- Born: February 14, 1957 (age 69) Wellsville, New York, U.S.
- Occupation: Writer
- Writing career
- Genres: Nonfiction, Biography, Essays, References, Children's Literature
- Subjects: British and American literature, Fiction
- Notable works: Emily Dickinson: A Biography Sky Dancers

= Connie Ann Kirk =

American author

Connie Ann Kirk (born February 14, 1957) is an American author. Her books cover a range of subjects including concise literary biographies for students, bio-critical literary studies, and references. She has also written a fiction picture book for children. Her articles, both in print and online, address topics in literature, poetry, popular culture, history, education, art, television, science, sports, and film.

==Life and education==
Connie Ann Kirk was born on February 14, 1957, in Wellsville, New York, and raised in upstate New York.

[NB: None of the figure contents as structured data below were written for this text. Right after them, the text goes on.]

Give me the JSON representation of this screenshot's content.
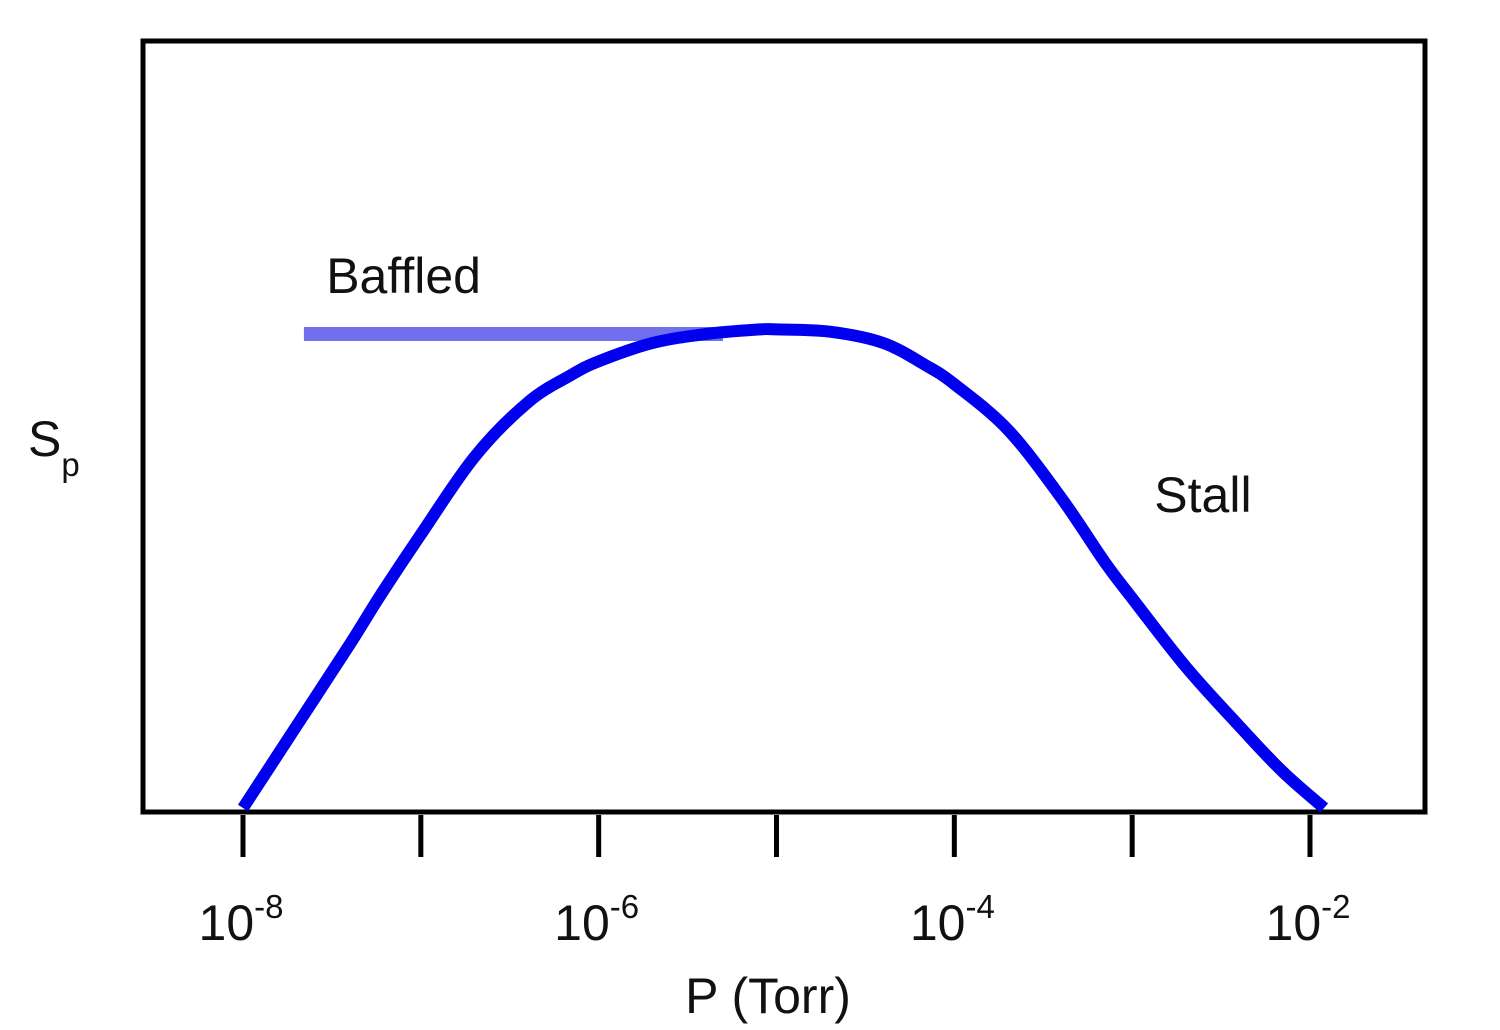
{
  "chart_data": {
    "type": "line",
    "title": "",
    "xlabel": "P (Torr)",
    "ylabel": {
      "main": "S",
      "sub": "p"
    },
    "x_scale": "log",
    "xlim": [
      3e-09,
      0.05
    ],
    "x_major_ticks": [
      1e-08,
      1e-07,
      1e-06,
      1e-05,
      0.0001,
      0.001,
      0.01
    ],
    "x_tick_labels": [
      {
        "value": 1e-08,
        "base": "10",
        "exp": "-8"
      },
      {
        "value": 1e-06,
        "base": "10",
        "exp": "-6"
      },
      {
        "value": 0.0001,
        "base": "10",
        "exp": "-4"
      },
      {
        "value": 0.01,
        "base": "10",
        "exp": "-2"
      }
    ],
    "y_axis": "unlabeled, relative pumping speed",
    "ylim": [
      0,
      1.6
    ],
    "grid": false,
    "series": [
      {
        "name": "",
        "color": "#0000ee",
        "points": [
          [
            1e-08,
            0.0
          ],
          [
            2e-08,
            0.18
          ],
          [
            4e-08,
            0.36
          ],
          [
            6e-08,
            0.47
          ],
          [
            1e-07,
            0.6
          ],
          [
            2e-07,
            0.77
          ],
          [
            4e-07,
            0.89
          ],
          [
            7e-07,
            0.95
          ],
          [
            1e-06,
            0.98
          ],
          [
            2e-06,
            1.02
          ],
          [
            4e-06,
            1.04
          ],
          [
            8e-06,
            1.05
          ],
          [
            1e-05,
            1.05
          ],
          [
            2e-05,
            1.045
          ],
          [
            4e-05,
            1.02
          ],
          [
            7e-05,
            0.97
          ],
          [
            0.0001,
            0.93
          ],
          [
            0.0002,
            0.83
          ],
          [
            0.0004,
            0.68
          ],
          [
            0.0007,
            0.54
          ],
          [
            0.001,
            0.46
          ],
          [
            0.002,
            0.31
          ],
          [
            0.004,
            0.18
          ],
          [
            0.007,
            0.08
          ],
          [
            0.012,
            0.0
          ]
        ]
      },
      {
        "name": "",
        "color": "#7070ee",
        "points": [
          [
            2.2e-08,
            1.04
          ],
          [
            5e-06,
            1.04
          ]
        ]
      }
    ],
    "annotations": [
      {
        "text": "Baffled",
        "x": 8e-08,
        "y": 1.13,
        "anchor": "middle"
      },
      {
        "text": "Stall",
        "x": 0.0025,
        "y": 0.65,
        "anchor": "middle"
      }
    ]
  }
}
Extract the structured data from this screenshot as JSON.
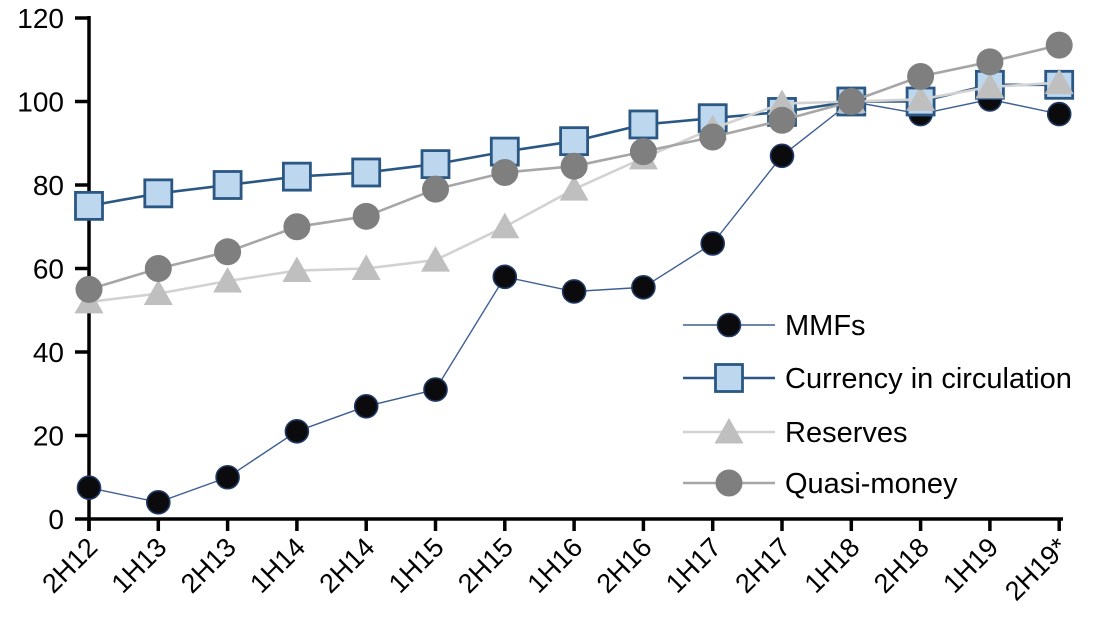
{
  "chart_data": {
    "type": "line",
    "title": "",
    "xlabel": "",
    "ylabel": "",
    "grid": false,
    "legend_position": "inside-right",
    "ylim": [
      0,
      120
    ],
    "yticks": [
      0,
      20,
      40,
      60,
      80,
      100,
      120
    ],
    "categories": [
      "2H12",
      "1H13",
      "2H13",
      "1H14",
      "2H14",
      "1H15",
      "2H15",
      "1H16",
      "2H16",
      "1H17",
      "2H17",
      "1H18",
      "2H18",
      "1H19",
      "2H19*"
    ],
    "series": [
      {
        "name": "MMFs",
        "marker": "circle",
        "marker_size": 23,
        "marker_fill": "#0b0b0d",
        "marker_stroke": "#1F3864",
        "marker_stroke_width": 1.6,
        "line_color": "#3F5F94",
        "line_width": 1.4,
        "values": [
          7.5,
          4,
          10,
          21,
          27,
          31,
          58,
          54.5,
          55.5,
          66,
          87,
          100,
          97,
          100.5,
          97
        ]
      },
      {
        "name": "Currency in circulation",
        "marker": "square",
        "marker_size": 27,
        "marker_fill": "#BDD7EE",
        "marker_stroke": "#2A5783",
        "marker_stroke_width": 2.8,
        "line_color": "#2A5783",
        "line_width": 2.6,
        "values": [
          75,
          78,
          80,
          82,
          83,
          85,
          88,
          90.5,
          94.5,
          96,
          97.5,
          100,
          100,
          104,
          104
        ]
      },
      {
        "name": "Reserves",
        "marker": "triangle",
        "marker_size": 29,
        "marker_fill": "#BFBFBF",
        "marker_stroke": "none",
        "marker_stroke_width": 0,
        "line_color": "#D2D2D2",
        "line_width": 2.6,
        "values": [
          52,
          54,
          57,
          59.5,
          60,
          62,
          70,
          79,
          86.5,
          93.5,
          99.5,
          100,
          100.5,
          103.5,
          104.5
        ]
      },
      {
        "name": "Quasi-money",
        "marker": "circle",
        "marker_size": 27,
        "marker_fill": "#7F7F7F",
        "marker_stroke": "none",
        "marker_stroke_width": 0,
        "line_color": "#A6A6A6",
        "line_width": 2.6,
        "values": [
          55,
          60,
          64,
          70,
          72.5,
          79,
          83,
          84.5,
          88,
          91.5,
          95.5,
          100,
          106,
          109.5,
          113.5
        ]
      }
    ],
    "axis_color": "#000000"
  }
}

She received a Ph.D. in English literature and creative writing from Binghamton University in 2004.

==Career==

===Published works===
Among Kirk's first published books include several titles for Greenwood Press's series of concise biographies for students. One of these, which became a bestseller for the press, was a biography of British author J. K. Rowling. A reviewer at the School Library Journal wrote that "the scholarly writing style and evaluative content make this volume useful to high school students studying Rowling and her work."

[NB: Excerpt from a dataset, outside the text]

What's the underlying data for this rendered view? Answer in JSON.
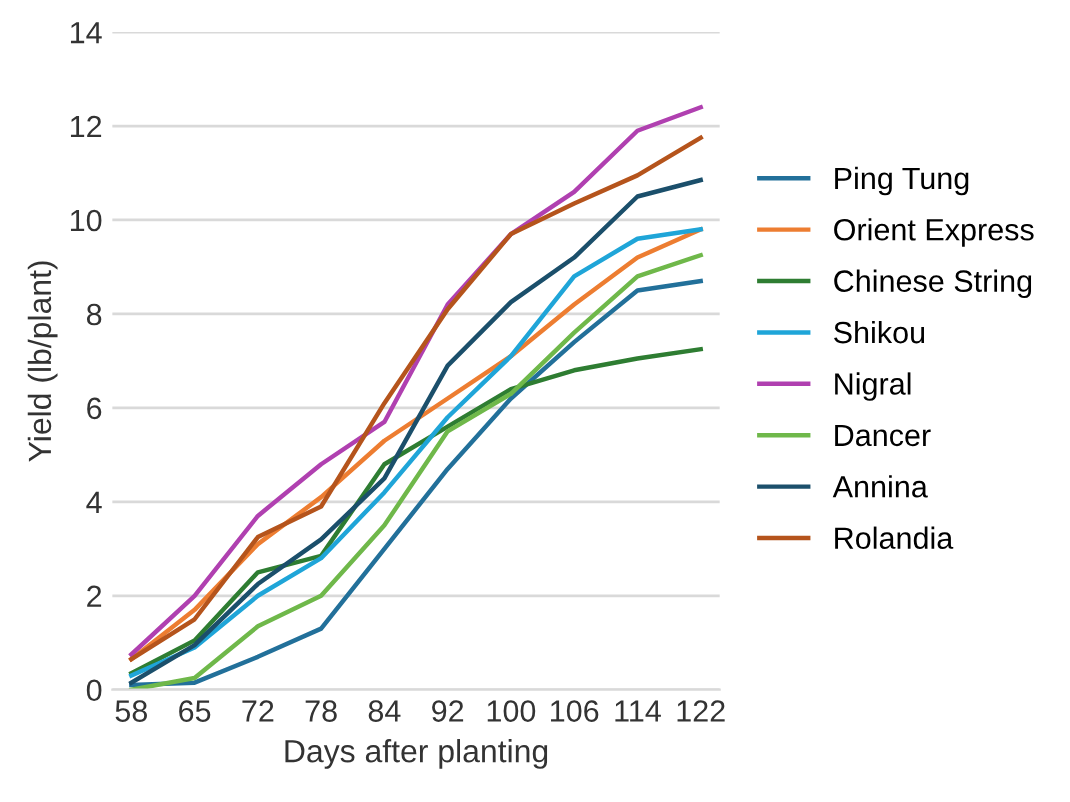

That book has been translated into Japanese, Chinese, and Estonian.

In 2004, Kirk's children's picture book -- Sky Dancers—was published by Lee & Low Books. Sky Dancers is about the Mohawk skyscraper builders in 1930s New York City and was selected by The Children's Book Committee at Bank Street College of Education for their Best Children's Books of the Year and by Rutgers University's EconKids program as one of their "Top 5 Books on Human Resources."

Kirk developed an interest in poet Emily Dickinson during her doctoral studies at Binghamton. She has presented her scholarly work on the poet internationally, including at Oxford University. In addition, several of her articles related to the poet appear in academic journals and scholarly books.
Her book on Emily Dickinson grew out of her dissertation.

====Books====
- Kirk, Connie Ann (2002). "The Mohawks of North America"
- Kirk, Connie Ann (2003). "Baseball and American Culture: Across the Diamond"
- Kirk, Connie Ann (2003). "J. K. Rowling: A Biography"
- Kirk, Connie Ann (2004). "Emily Dickinson: A Biography"
- Kirk, Connie Ann (2004). "Mark Twain: A Biography"
- Kirk, Connie Ann (2004). "Sylvia Plath: A Biography"
- Kirk, Connie Ann (2004). "Sky Dancers"
- Kirk, Connie Ann (2005). "Companion to American Children's Picture Books"
- Kirk, Connie Ann (2006). "A Student's Guide to Robert Frost"
- Kirk, Connie Ann (2008). "A Student's Guide to Jane Austen"
- Kirk, Connie Ann (2008). "Critical Companion to Flannery O'Connor"
- Kirk, Connie Ann (2016). "Reading and Interpreting the Works of Robert Frost"
- Kirk, Connie Ann (2016). "Reading and Interpreting the Works of Jane Austen"

===Other works===
In addition to her published writing in print and online, Kirk has moderated a number of online discussion groups including the Classics, Shakespeare, and Harry Potter forums for the former Barnes & Noble Book Club at BN.com. She also developed and taught a course in Emily Dickinson's life and poetry that offered continuing education credit at the former Barnes & Noble University, also at BN.com.